GENÊT, Nicole et Camille LAPOINTE. La porcelaine chinoise de Place-Royale. Collection Patrimoines, série Dossiers, 92. Sainte-Foy, Québec, Publications du Québec, 1994. 205 p.
L'ANGLAIS, Paul-Gaston. « Tome 4, volume 1 : Regards sur la vie des gouverneurs (1620-1834) ». CLOUTIER, Pierre, dir., Michel BRASSARD, Manon GOYETTE, Jacques GUIMONT et Paul-Gaston L'ANGLAIS. Fouilles archéologiques aux Forts et Châteaux Saint-Louis (1620-1871). Rapport de recherche archéologique [document inédit], Parcs Canada, 2012, s.p.
MOUSSETTE, Marcel et Françoise NIELLON. L'Habitation de Champlain.

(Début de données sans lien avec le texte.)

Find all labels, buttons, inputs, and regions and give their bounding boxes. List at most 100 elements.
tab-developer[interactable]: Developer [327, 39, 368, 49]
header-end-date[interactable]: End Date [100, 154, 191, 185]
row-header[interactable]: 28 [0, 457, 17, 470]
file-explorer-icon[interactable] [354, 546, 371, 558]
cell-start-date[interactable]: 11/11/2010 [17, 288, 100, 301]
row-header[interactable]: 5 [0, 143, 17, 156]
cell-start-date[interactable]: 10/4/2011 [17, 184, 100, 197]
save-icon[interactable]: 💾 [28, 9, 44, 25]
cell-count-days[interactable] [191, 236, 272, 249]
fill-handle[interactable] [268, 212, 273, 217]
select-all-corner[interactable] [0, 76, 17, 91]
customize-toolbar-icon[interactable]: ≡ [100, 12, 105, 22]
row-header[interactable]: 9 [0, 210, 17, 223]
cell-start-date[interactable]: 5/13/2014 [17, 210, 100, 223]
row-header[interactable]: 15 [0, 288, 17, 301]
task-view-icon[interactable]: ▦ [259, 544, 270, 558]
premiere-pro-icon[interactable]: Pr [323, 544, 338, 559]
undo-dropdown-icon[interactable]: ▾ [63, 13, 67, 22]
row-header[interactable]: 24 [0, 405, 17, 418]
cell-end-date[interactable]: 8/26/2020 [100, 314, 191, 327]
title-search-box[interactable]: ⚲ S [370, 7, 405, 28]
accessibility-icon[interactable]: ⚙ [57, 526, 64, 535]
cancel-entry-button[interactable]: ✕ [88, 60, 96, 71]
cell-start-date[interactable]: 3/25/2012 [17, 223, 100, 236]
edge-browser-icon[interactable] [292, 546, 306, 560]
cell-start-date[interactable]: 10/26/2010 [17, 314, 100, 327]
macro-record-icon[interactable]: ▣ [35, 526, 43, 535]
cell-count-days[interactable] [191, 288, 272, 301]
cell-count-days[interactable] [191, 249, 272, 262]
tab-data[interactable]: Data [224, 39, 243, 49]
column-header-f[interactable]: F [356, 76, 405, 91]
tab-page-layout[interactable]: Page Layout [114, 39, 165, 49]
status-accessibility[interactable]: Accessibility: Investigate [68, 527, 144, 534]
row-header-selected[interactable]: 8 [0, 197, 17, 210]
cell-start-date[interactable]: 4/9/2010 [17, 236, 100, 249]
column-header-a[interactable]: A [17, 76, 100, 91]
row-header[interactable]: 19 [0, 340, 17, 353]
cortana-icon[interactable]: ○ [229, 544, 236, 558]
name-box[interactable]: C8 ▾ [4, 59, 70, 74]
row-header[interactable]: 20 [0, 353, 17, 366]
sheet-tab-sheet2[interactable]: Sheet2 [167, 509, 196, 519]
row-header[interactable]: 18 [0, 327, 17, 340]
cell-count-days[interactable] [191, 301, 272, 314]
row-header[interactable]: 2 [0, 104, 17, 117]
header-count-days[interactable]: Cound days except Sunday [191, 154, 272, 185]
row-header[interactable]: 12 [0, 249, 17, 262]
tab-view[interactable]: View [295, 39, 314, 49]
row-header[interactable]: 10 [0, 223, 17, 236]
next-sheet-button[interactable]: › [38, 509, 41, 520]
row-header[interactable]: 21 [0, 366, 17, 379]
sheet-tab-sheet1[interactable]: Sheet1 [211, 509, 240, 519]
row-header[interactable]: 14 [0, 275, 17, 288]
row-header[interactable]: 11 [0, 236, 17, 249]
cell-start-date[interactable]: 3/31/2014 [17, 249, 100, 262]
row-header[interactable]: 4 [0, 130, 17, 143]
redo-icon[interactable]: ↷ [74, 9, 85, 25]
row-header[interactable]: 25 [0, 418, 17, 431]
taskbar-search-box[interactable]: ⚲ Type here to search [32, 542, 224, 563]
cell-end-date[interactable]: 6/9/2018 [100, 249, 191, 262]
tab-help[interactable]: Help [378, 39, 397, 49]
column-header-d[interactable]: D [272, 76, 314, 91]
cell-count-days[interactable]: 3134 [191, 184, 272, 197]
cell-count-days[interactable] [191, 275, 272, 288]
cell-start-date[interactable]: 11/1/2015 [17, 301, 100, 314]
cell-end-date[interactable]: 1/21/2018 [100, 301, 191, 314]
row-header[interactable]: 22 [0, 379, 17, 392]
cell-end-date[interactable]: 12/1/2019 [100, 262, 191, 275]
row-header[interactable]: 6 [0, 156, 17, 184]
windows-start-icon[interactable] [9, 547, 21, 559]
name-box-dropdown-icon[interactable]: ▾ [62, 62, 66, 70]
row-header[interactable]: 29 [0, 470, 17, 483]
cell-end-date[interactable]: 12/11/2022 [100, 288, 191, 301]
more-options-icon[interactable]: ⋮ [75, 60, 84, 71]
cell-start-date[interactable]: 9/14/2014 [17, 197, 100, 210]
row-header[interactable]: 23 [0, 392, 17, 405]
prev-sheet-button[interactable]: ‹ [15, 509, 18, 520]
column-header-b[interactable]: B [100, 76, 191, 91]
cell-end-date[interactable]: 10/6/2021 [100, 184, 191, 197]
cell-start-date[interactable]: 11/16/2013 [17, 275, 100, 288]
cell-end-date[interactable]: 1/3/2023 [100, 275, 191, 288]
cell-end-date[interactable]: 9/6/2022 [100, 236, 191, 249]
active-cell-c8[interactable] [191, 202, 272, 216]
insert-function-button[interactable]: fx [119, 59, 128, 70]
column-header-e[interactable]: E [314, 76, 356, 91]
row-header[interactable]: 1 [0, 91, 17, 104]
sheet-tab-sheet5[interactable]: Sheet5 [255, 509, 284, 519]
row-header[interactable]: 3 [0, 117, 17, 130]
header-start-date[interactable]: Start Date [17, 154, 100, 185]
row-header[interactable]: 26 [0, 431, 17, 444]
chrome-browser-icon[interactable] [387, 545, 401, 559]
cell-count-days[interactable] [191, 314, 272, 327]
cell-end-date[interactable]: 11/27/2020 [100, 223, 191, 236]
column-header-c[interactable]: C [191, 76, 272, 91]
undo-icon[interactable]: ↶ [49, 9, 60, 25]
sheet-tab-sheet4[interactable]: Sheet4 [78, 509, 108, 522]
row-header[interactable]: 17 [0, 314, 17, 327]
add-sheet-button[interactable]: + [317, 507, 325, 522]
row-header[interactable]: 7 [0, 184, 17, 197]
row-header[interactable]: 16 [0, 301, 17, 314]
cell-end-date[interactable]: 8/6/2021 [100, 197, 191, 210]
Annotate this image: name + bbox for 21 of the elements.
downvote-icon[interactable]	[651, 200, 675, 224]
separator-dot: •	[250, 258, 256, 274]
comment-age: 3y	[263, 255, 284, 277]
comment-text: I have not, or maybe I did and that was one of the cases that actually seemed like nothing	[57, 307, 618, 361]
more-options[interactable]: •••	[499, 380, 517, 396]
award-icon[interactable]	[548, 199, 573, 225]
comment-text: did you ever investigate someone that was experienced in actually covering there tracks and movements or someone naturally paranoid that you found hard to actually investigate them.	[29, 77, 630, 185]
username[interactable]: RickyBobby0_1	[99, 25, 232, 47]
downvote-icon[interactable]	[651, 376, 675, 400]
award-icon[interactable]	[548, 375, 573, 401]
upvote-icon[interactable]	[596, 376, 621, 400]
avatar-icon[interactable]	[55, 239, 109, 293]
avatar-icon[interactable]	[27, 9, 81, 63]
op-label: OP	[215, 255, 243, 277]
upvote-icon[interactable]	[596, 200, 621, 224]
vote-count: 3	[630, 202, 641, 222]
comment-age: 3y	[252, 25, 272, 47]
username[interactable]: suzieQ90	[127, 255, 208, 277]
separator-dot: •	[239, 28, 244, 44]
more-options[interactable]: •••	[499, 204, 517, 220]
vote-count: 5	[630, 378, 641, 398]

Collection Patrimoines, série Dossiers, 58. Sainte-Foy, Québec, Publications du Québec, 1985. 531 p.
PICARD, François-Dominique. Le magasin du Roy ou seconde habitation de Champlain, rapport de fouilles archéologiques, Place-Royale, Québec. Rapport de recherche archéologique [document inédit], Ministère des Affaires culturelles du Québec, 1976. 94 p.
PIJL-KETEL, C. L. van der, dir. The Ceramic load of the "Witte Leeuw" : 1613. Amsterdam, Rijksmuseum, 1982. 301 p.